The government has begun deliberations under Article 225 of the Constitution in relation to the ethical issue of Commissioner of Police Henry Greene’s admission that he had sexual relations with a witness in a matter under investigation, Cabinet Secretary Dr Roger Luncheon said yesterday.
“If no appeal is filed then I presume that the Chief Justice’s decision would hold, would stand, and it would allow us… to conclude the deliberations on the ethical issue. I would want to advise that I certainly don’t believe that that would take five weeks to conclude,” Dr Luncheon said yesterday when asked about the fate of Greene at his weekly press conference.
Following Chief Justice (ag) Ian Chang’s dismissal of the Director of Public Prosecutions’ (DPP) recommendation to charge Greene with rape, there has been mounting pressure for the commissioner to go or be removed from office. Former human services minister Priya Manickchand on Tuesday became the first senior government official to join the calls for Greene to go because of his improper behaviour in a case that has put him on the brink of a rape charge.
Manickchand, who is an attorney-at-law and currently holds the portfolio of Education Minister, also expressed disquiet at Justice Chang’s ruling, which quashes the rape advice given by the Director of Public Prosecutions and bars the police from using that advice to lay a charge.
Last month at a press briefing, Luncheon had said that the government was concerned about Greene’s admission that he had consensual sex with his accuser.
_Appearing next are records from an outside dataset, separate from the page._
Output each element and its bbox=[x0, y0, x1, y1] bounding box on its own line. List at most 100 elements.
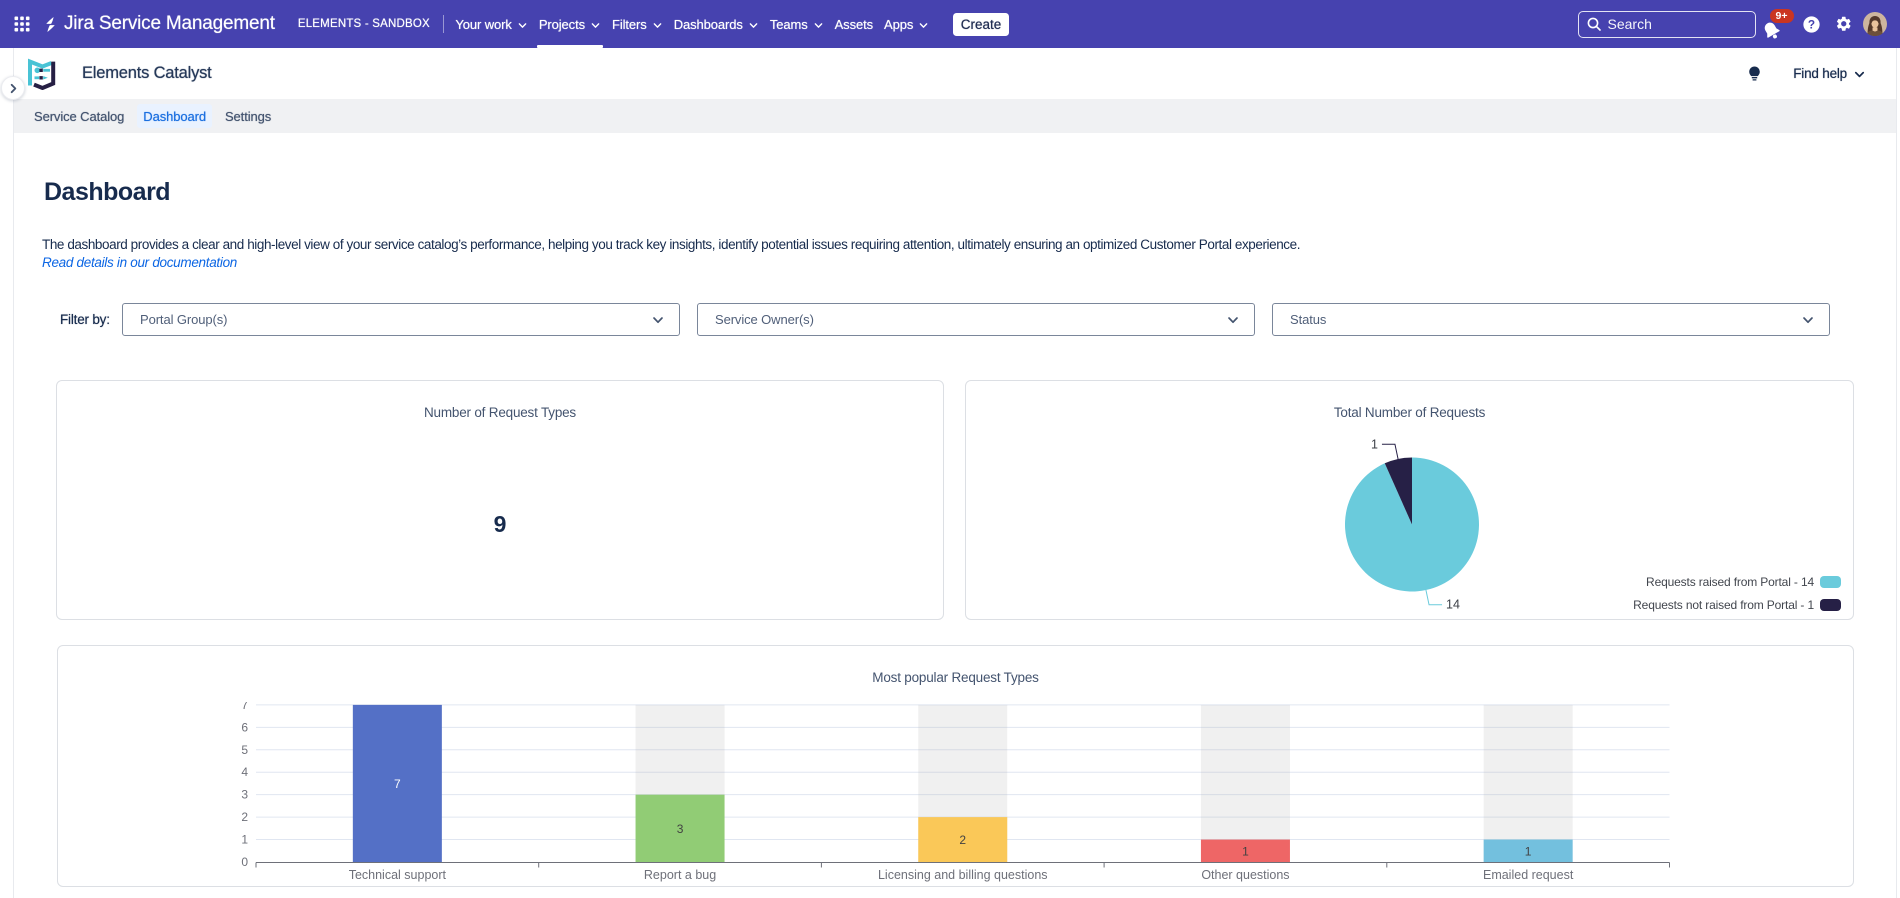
pie-card-title: Total Number of Requests bbox=[1333, 405, 1486, 420]
page-title: Dashboard bbox=[44, 178, 171, 206]
metric-value: 9 bbox=[493, 511, 507, 537]
request-types-card: Number of Request Types 9 bbox=[56, 380, 944, 620]
legend-label: Requests not raised from Portal - 1 bbox=[1633, 598, 1814, 612]
chevron-down-icon bbox=[1228, 316, 1238, 323]
menu-item-your-work[interactable]: Your work bbox=[450, 0, 533, 48]
jira-logo-icon bbox=[46, 16, 55, 32]
main-menu: Your work Projects Filters Dashboards Teams A… bbox=[450, 0, 935, 48]
filter-select-status[interactable]: Status bbox=[1272, 303, 1830, 336]
bar-track-4 bbox=[1483, 704, 1573, 862]
filter-select-value: Service Owner(s) bbox=[715, 312, 814, 327]
bar-2[interactable] bbox=[918, 817, 1008, 862]
legend-item-0[interactable]: Requests raised from Portal - 14 bbox=[1646, 575, 1841, 589]
svg-text:?: ? bbox=[1807, 17, 1814, 31]
filter-select-portal-group-s[interactable]: Portal Group(s) bbox=[122, 303, 680, 336]
product-logo[interactable]: Jira Service Management bbox=[42, 13, 275, 35]
elements-catalyst-logo-icon bbox=[27, 58, 58, 90]
tab-settings[interactable]: Settings bbox=[224, 108, 272, 124]
legend-label: Requests raised from Portal - 14 bbox=[1646, 575, 1814, 589]
bar-chart[interactable]: 0 1 2 3 4 5 6 7 7 Technical support 3 Report a bug 2… bbox=[58, 702, 1853, 886]
find-help-label: Find help bbox=[1793, 66, 1847, 81]
metric-card-title: Number of Request Types bbox=[424, 405, 576, 420]
total-requests-card: Total Number of Requests 14 1 Requests ra… bbox=[965, 380, 1854, 620]
menu-item-label: Filters bbox=[612, 16, 647, 32]
app-switcher-icon[interactable] bbox=[14, 16, 30, 32]
chevron-down-icon bbox=[518, 22, 527, 28]
product-name: Jira Service Management bbox=[64, 13, 275, 34]
legend-item-1[interactable]: Requests not raised from Portal - 1 bbox=[1633, 598, 1841, 612]
menu-item-projects[interactable]: Projects bbox=[533, 0, 606, 48]
create-button[interactable]: Create bbox=[952, 12, 1010, 36]
y-tick-label-3: 3 bbox=[241, 788, 248, 802]
open-book-logo bbox=[28, 58, 56, 90]
bar-value-label-1: 3 bbox=[677, 822, 684, 836]
chevron-down-icon bbox=[653, 316, 663, 323]
menu-item-label: Projects bbox=[538, 16, 585, 32]
settings-button[interactable] bbox=[1835, 15, 1853, 33]
y-tick-label-2: 2 bbox=[241, 810, 248, 824]
y-tick-label-6: 6 bbox=[241, 720, 248, 734]
chevron-right-icon bbox=[10, 83, 16, 93]
x-category-label-3: Other questions bbox=[1201, 868, 1289, 882]
bar-0[interactable] bbox=[352, 704, 442, 862]
bar-1[interactable] bbox=[635, 794, 725, 862]
tab-dashboard[interactable]: Dashboard bbox=[136, 104, 213, 128]
pie-legend: Requests raised from Portal - 14 Requests… bbox=[1633, 575, 1841, 612]
app-tabs: Service Catalog Dashboard Settings bbox=[14, 99, 1896, 133]
chevron-down-icon bbox=[1803, 316, 1813, 323]
notifications-button[interactable]: 9+ bbox=[1760, 8, 1794, 40]
tab-service-catalog[interactable]: Service Catalog bbox=[34, 108, 125, 124]
menu-item-label: Your work bbox=[455, 16, 512, 32]
sidebar-rail-divider bbox=[13, 48, 14, 898]
pie-callout-value-1: 1 bbox=[1371, 437, 1378, 451]
y-tick-label-7: 7 bbox=[241, 702, 248, 712]
bar-4[interactable] bbox=[1483, 839, 1573, 862]
menu-item-filters[interactable]: Filters bbox=[607, 0, 669, 48]
lightbulb-icon bbox=[1749, 66, 1761, 81]
y-tick-label-1: 1 bbox=[241, 833, 248, 847]
menu-item-assets[interactable]: Assets bbox=[829, 0, 878, 48]
x-category-label-0: Technical support bbox=[349, 868, 447, 882]
expand-sidebar-button[interactable] bbox=[1, 76, 25, 100]
bar-value-label-2: 2 bbox=[959, 833, 966, 847]
search-input[interactable] bbox=[1607, 16, 1747, 32]
user-avatar[interactable] bbox=[1863, 12, 1887, 36]
help-button[interactable]: ? bbox=[1802, 15, 1820, 33]
bar-value-label-3: 1 bbox=[1242, 844, 1249, 858]
menu-item-dashboards[interactable]: Dashboards bbox=[668, 0, 764, 48]
grid-icon bbox=[14, 16, 30, 32]
chevron-down-icon bbox=[1854, 71, 1865, 78]
x-category-label-1: Report a bug bbox=[644, 868, 716, 882]
find-help-dropdown[interactable]: Find help bbox=[1748, 61, 1866, 86]
page-description: The dashboard provides a clear and high-… bbox=[42, 237, 1301, 252]
filter-select-value: Portal Group(s) bbox=[140, 312, 228, 327]
global-search[interactable] bbox=[1577, 10, 1756, 38]
menu-item-apps[interactable]: Apps bbox=[879, 0, 935, 48]
menu-item-teams[interactable]: Teams bbox=[764, 0, 829, 48]
chevron-down-icon bbox=[653, 22, 662, 28]
top-navbar: Jira Service Management ELEMENTS - SANDB… bbox=[0, 0, 1900, 48]
menu-item-label: Dashboards bbox=[673, 16, 743, 32]
bell-icon bbox=[1764, 22, 1780, 39]
chevron-down-icon bbox=[591, 22, 600, 28]
chevron-down-icon bbox=[749, 22, 758, 28]
dashboard-content: Dashboard The dashboard provides a clear… bbox=[14, 133, 1896, 898]
bar-value-label-4: 1 bbox=[1525, 844, 1532, 858]
question-icon: ? bbox=[1802, 15, 1820, 33]
documentation-link[interactable]: Read details in our documentation bbox=[42, 255, 237, 270]
pie-slice-1[interactable] bbox=[1384, 457, 1412, 525]
menu-item-label: Assets bbox=[834, 16, 874, 32]
pie-chart[interactable]: 14 1 bbox=[966, 381, 1853, 619]
pie-callout-line-1 bbox=[1381, 443, 1399, 460]
navbar-separator bbox=[442, 15, 444, 33]
legend-swatch bbox=[1820, 576, 1841, 588]
bar-3[interactable] bbox=[1200, 839, 1290, 862]
pie-callout-value-0: 14 bbox=[1446, 598, 1460, 612]
filter-select-service-owner-s[interactable]: Service Owner(s) bbox=[697, 303, 1255, 336]
page-right-edge bbox=[1896, 48, 1897, 898]
y-tick-label-4: 4 bbox=[241, 765, 248, 779]
popular-request-types-card: Most popular Request Types 0 1 2 3 4 5 6 7 7 Tech… bbox=[57, 645, 1854, 887]
notifications-badge: 9+ bbox=[1769, 9, 1794, 23]
bar-value-label-0: 7 bbox=[394, 777, 401, 791]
He had said Greene’s conduct was an issue that would have been discussed at cabinet and could attract disciplinary action.
Luncheon, who did not address the matter in his opening statements but had to be asked about it, said the government cannot remove Greene on the say-so of newspapers, women’s lawyers or the opposition, but rather in accordance with the constitution.
“In dispensing with the services of a commissioner it is not merely pulling the plug…,” Luncheon told members of the media at Office of the President adding that there must be “substantial cause”.
“…You are not going to go on the telephone and be taped making unacceptable statements; the constitution prescribed the process for the removal of a commissioner. So even if I were intrigued by the notion of pulling the plug I will have to come back to ground floor, come back to reality and understand that there is a process, a constitutional process to so do,” he said.
Luncheon’s reference to the telephone tape was in relation to taped conversations that surfaced of former commissioner Winston Felix and others including attorney-at-law Basil Williams, which ultimately saw the former commissioner going off on retirement leave after mounting a challenge of a directive by Prime Minister Sam Hinds in the High Court. The tapes were widely believed to have been made by convicted drug trafficker Roger Khan and while Felix has not denied that the voice on the tape was his, he has maintained that the tapes were doctored.
Asked about whether the government supports the calls for Greene to go, Luncheon said while “it is a matter that is under discussion currently”, he believes that the calls are not being made to the government but rather to Greene.
Asked whether the government couldn’t just fire Greene, since he has passed the retirement age of 55 and is now on contract, Luncheon said while that might be correct Greene is still holding the post of Commissioner and is discharging the duties of commissioner properly.
“After age 55, the constitution deposes in the commissioner and the president an engagement for his services to be retained at least until age 60. I am not certain but I feel comfortable that he is yet to achieve that age 60,” the Cabinet Secretary said.
Further probed about the commissioner’s admission that he had sexual intercourse with a woman who had sought help from his office and whether or not it is an abuse of his public office, Luncheon said: “Plainly speaking, the way you put it, I would say no. What you really mean is that in the pursuit of his functions that indeed a witness in a matter under investigation engaged with the commissioner, in his words, in sexual encounters and if you say that then this is an ethical problem.”
And as to whether the government will address the ethical problem, Luncheon said that in addition to the ethical dimensions from the beginning much focus were on the criminal aspect because the female in the matter cried rape.
“The DPP advised charge, the Chief Justice on a constitutional motion rejected the advice of the DPP to charge,” Luncheon said.
He added that until the government is certain that the authorities that are vested with the responsibility of appeal will not move in that direction only then will it take action of its own.
“But if we were to assume that the criminal matter has been dealt with…then you could understand now cabinet’s… address of the other aspects of this matter.”
In answer to the question as to whether pending criminal proceedings barred the government from taking actions against Greene, Luncheon said the question is a moot one since as of yesterday the government had taken no action.
Caution is the word of the game for the government, as Dr Luncheon said that it has to be clear in their minds that “when we do make decisions that they would at least be decisions …that are beyond the kind of contention…” These contentions, he said, have evolved since the Chief Justice’s decision and as such the government would “like to be on the correct and safe side and indeed adopt a position that resonates, that addresses the concerns of all and sundry in this matter.”